I’d like to think that my vanity – all in its various bits – is less to do with conceit or what the OED calls “excessive pride” and more to do with a suitable degree of amour propre.

Of course I would. I do begin many thoughts and sentences with the word “I” but I comfort myself that I am at least putting myself on the line, using myself as an example, rather than making value judgments about everybody else . And I can’t stand simpering self deprecation – “Oh, this old thing” (the most expensive thing in the wardrobe), “just something I knocked up” (four hours over a hot stove, now you know how rich we are as well as how labour intensive the efforts).
My vanity is currently dented by a frankly unsatisfactory haircut.

Please promise that if anyone picks up scissors in a hairdressers and starts talking about how talented he or she is given that they have OCD – you will leave the premises smartly. I didn’t – and here we are. It has been tidied up but significant improvement will take time.
Last week I had an appointment at Moorfields Eye Hospital on Valentine’s Day. I was greeted by the receptionist for the clinic with an awed “But you used to be on the telly !”.

I said it was a long time ago. (And me without a shred of eye makeup.) She and her colleague thought it was wonderful. And then I had hardly sat down before the couple opposite commenced urgent consultation until the wife got up and came over. “Are you “ she asked most politely” Anna Raeburn ?” I stood up to answer her, she thought I hadn’t heard and repeated the question, while I was simultaneously summoned by a Nigerian nurse called Toby. “Guilty as charged” I said smiling and excused myself. When we’d done those tests, I went back via where they were sitting to say thank you.
In the last clinic before the injection, young eye surgeons check that the preceding injection worked, was comfortable, there were no problems and I drew to the attention of the doctor I was with to the eye they don’t inject having an itch at 4.00 am. I promised I never touched it but that when I got up a couple of hours later, it was caked. She asked me how I cleaned it – I said warm water and clean cotton wool, carefully. She had a look at it

and excused herself to consult with a colleague. When she came back within the promised few minutes, she said they would not be doing the injection, antibiotic drops were prescribed, 4 times a day both eyes for 14 days and then another appointment. Apparently eye infections travel easily from one eye to the other.
The pharmacy was downstairs – Moorfields has lots of volunteers to direct you -and there were maybe a dozen people waiting. Having handed over my prescription and been given a ticket, I watched the man probably younger than me but in that age group, at the end of the row in front of me. He was reading. After several minutes, I put my lips close to his ear. “The moral superiority of reading in an eye hospital is not lost on me” I said. He replied at once without missing a beat ” I can’t read. Just tell me the book’s right way up.”
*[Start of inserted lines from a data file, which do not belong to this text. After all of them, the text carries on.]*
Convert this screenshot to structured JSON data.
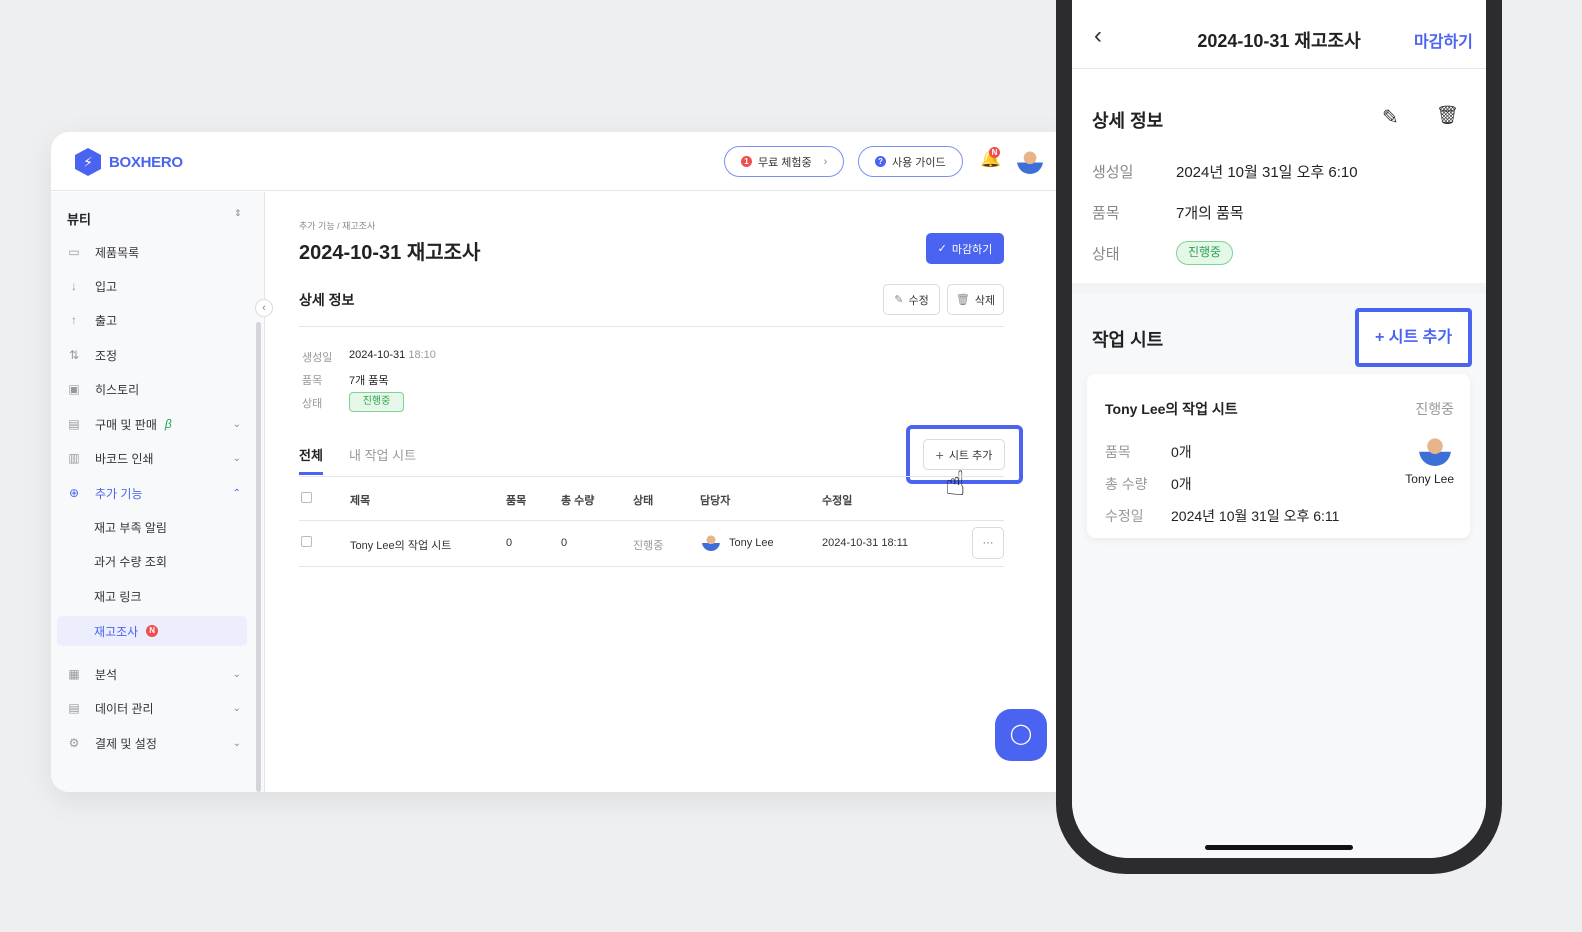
{
  "app": {
    "brand": "BOXHERO",
    "trial_label": "무료 체험중",
    "trial_count": "1",
    "guide_label": "사용 가이드",
    "notification_badge": "N",
    "accent": "#4a63f0"
  },
  "sidebar": {
    "workspace": "뷰티",
    "items": [
      {
        "label": "제품목록",
        "icon": "box-icon"
      },
      {
        "label": "입고",
        "icon": "arrow-down-icon"
      },
      {
        "label": "출고",
        "icon": "arrow-up-icon"
      },
      {
        "label": "조정",
        "icon": "swap-icon"
      },
      {
        "label": "히스토리",
        "icon": "history-icon"
      },
      {
        "label": "구매 및 판매",
        "icon": "document-icon",
        "beta": "β"
      },
      {
        "label": "바코드 인쇄",
        "icon": "barcode-icon"
      },
      {
        "label": "추가 기능",
        "icon": "plus-circle-icon"
      }
    ],
    "sub_items": [
      {
        "label": "재고 부족 알림"
      },
      {
        "label": "과거 수량 조회"
      },
      {
        "label": "재고 링크"
      },
      {
        "label": "재고조사",
        "badge": "N"
      }
    ],
    "bottom_items": [
      {
        "label": "분석"
      },
      {
        "label": "데이터 관리"
      },
      {
        "label": "결제 및 설정"
      }
    ]
  },
  "main": {
    "breadcrumb": "추가 기능 / 재고조사",
    "title": "2024-10-31 재고조사",
    "close_label": "마감하기",
    "section_title": "상세 정보",
    "edit_label": "수정",
    "delete_label": "삭제",
    "details": {
      "created_label": "생성일",
      "created_date": "2024-10-31",
      "created_time": "18:10",
      "items_label": "품목",
      "items_value": "7개 품목",
      "status_label": "상태",
      "status_value": "진행중"
    },
    "tabs": [
      "전체",
      "내 작업 시트"
    ],
    "add_sheet_label": "시트 추가",
    "table": {
      "headers": [
        "제목",
        "품목",
        "총 수량",
        "상태",
        "담당자",
        "수정일"
      ],
      "rows": [
        {
          "title": "Tony Lee의 작업 시트",
          "items": "0",
          "qty": "0",
          "status": "진행중",
          "owner": "Tony Lee",
          "modified": "2024-10-31 18:11"
        }
      ]
    }
  },
  "mobile": {
    "title": "2024-10-31 재고조사",
    "close_label": "마감하기",
    "section_title": "상세 정보",
    "details": {
      "created_label": "생성일",
      "created_value": "2024년 10월 31일 오후 6:10",
      "items_label": "품목",
      "items_value": "7개의 품목",
      "status_label": "상태",
      "status_value": "진행중"
    },
    "sheets_title": "작업 시트",
    "add_sheet_label": "+ 시트 추가",
    "card": {
      "title": "Tony Lee의 작업 시트",
      "status": "진행중",
      "items_label": "품목",
      "items_value": "0개",
      "qty_label": "총 수량",
      "qty_value": "0개",
      "modified_label": "수정일",
      "modified_value": "2024년 10월 31일 오후 6:11",
      "owner": "Tony Lee"
    }
  }
}
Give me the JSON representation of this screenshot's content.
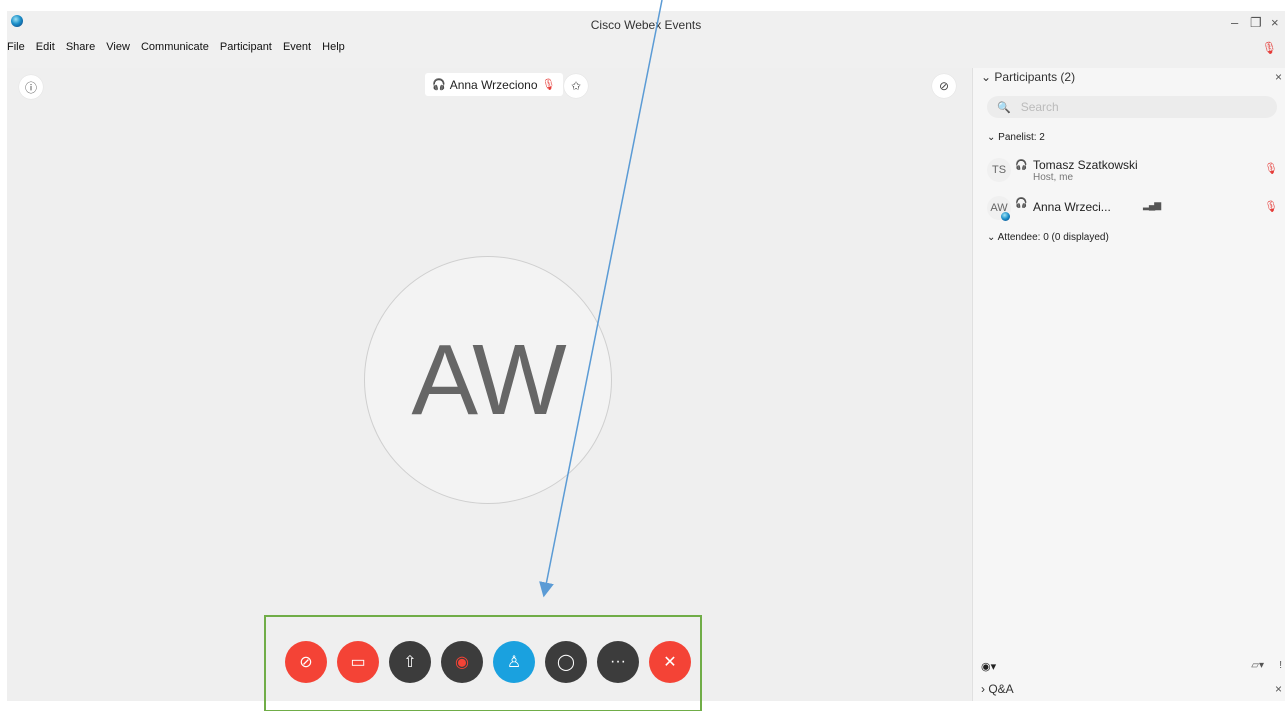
{
  "window": {
    "title": "Cisco Webex Events",
    "minimize_icon": "minimize-icon",
    "restore_icon": "restore-icon",
    "close_icon": "close-icon"
  },
  "menu": [
    "File",
    "Edit",
    "Share",
    "View",
    "Communicate",
    "Participant",
    "Event",
    "Help"
  ],
  "stage": {
    "active_speaker": "Anna Wrzeciono",
    "avatar_initials": "AW"
  },
  "controls": [
    {
      "name": "mute-button",
      "icon": "mic-off-icon",
      "glyph": "🎙̸",
      "style": "red"
    },
    {
      "name": "video-button",
      "icon": "video-off-icon",
      "glyph": "◫",
      "style": "red"
    },
    {
      "name": "share-button",
      "icon": "share-icon",
      "glyph": "⇪",
      "style": "dark"
    },
    {
      "name": "record-button",
      "icon": "record-icon",
      "glyph": "◉",
      "style": "dark"
    },
    {
      "name": "participants-button",
      "icon": "participants-icon",
      "glyph": "👤",
      "style": "blue"
    },
    {
      "name": "chat-button",
      "icon": "chat-icon",
      "glyph": "○",
      "style": "dark"
    },
    {
      "name": "more-button",
      "icon": "more-icon",
      "glyph": "···",
      "style": "dark"
    },
    {
      "name": "leave-button",
      "icon": "close-icon",
      "glyph": "✕",
      "style": "red"
    }
  ],
  "panel": {
    "title": "Participants (2)",
    "search_placeholder": "Search",
    "panelist_label": "Panelist: 2",
    "attendee_label": "Attendee: 0 (0 displayed)",
    "participants": [
      {
        "initials": "TS",
        "name": "Tomasz Szatkowski",
        "role": "Host, me"
      },
      {
        "initials": "AW",
        "name": "Anna Wrzeci...",
        "role": ""
      }
    ],
    "qa_label": "Q&A"
  },
  "colors": {
    "accent_red": "#f44336",
    "accent_blue": "#1aa1df",
    "dark_button": "#3c3c3c",
    "annotation_arrow": "#5b9bd5",
    "annotation_box": "#70ad47"
  }
}
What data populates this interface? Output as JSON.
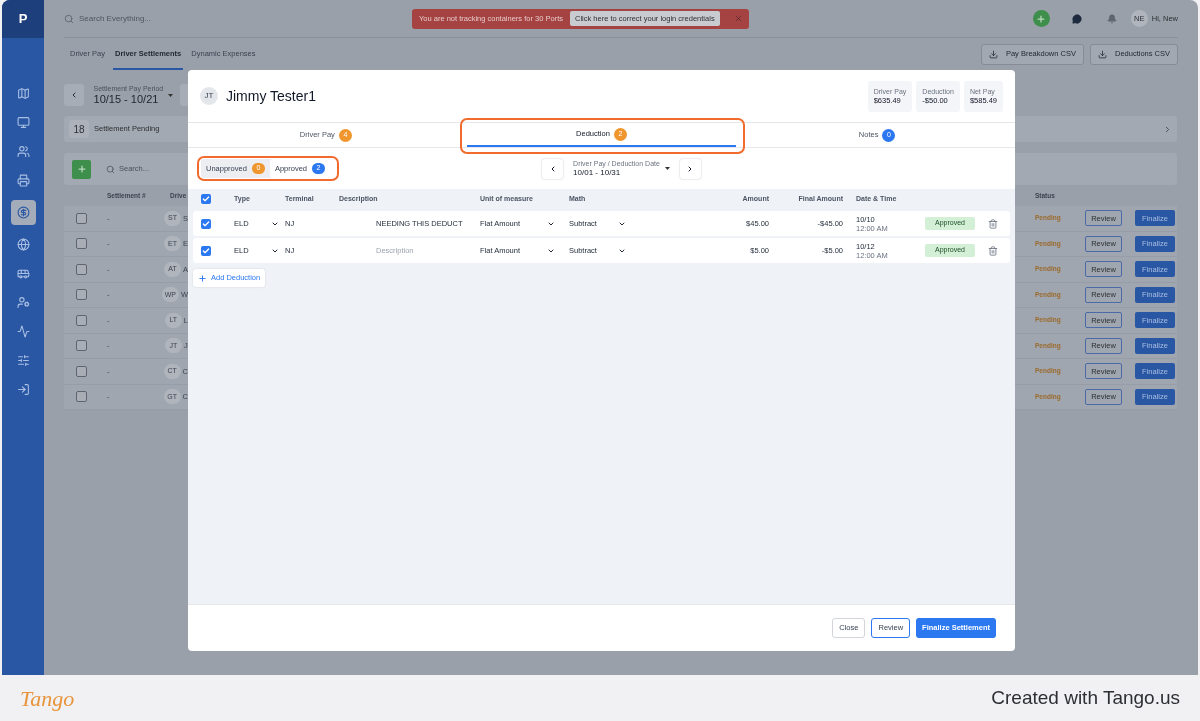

And we commenced quiet comfortable joshing for the next several minutes. He said he was an undertaker and when summoned to collect his prescription, he remarked that there were people dying to meet him … a line I suggested he had used before. Grinning, he said in farewell ”Same time next week ?” “Sure” I said. “Bring a book.” All very good natured, and very good for Valentine’s Day.
Books sent to radio stations used to be piled up and if you’d a fancy for something and its time was past, you put your name in the front so you could claim it. Which is how I came by a Women’s Institute calendar of feasts

and learned that Valentine’s used to be more generally to do with “Knock and Run” secret gifts – “anyone might benefit, not just lovers.” I did.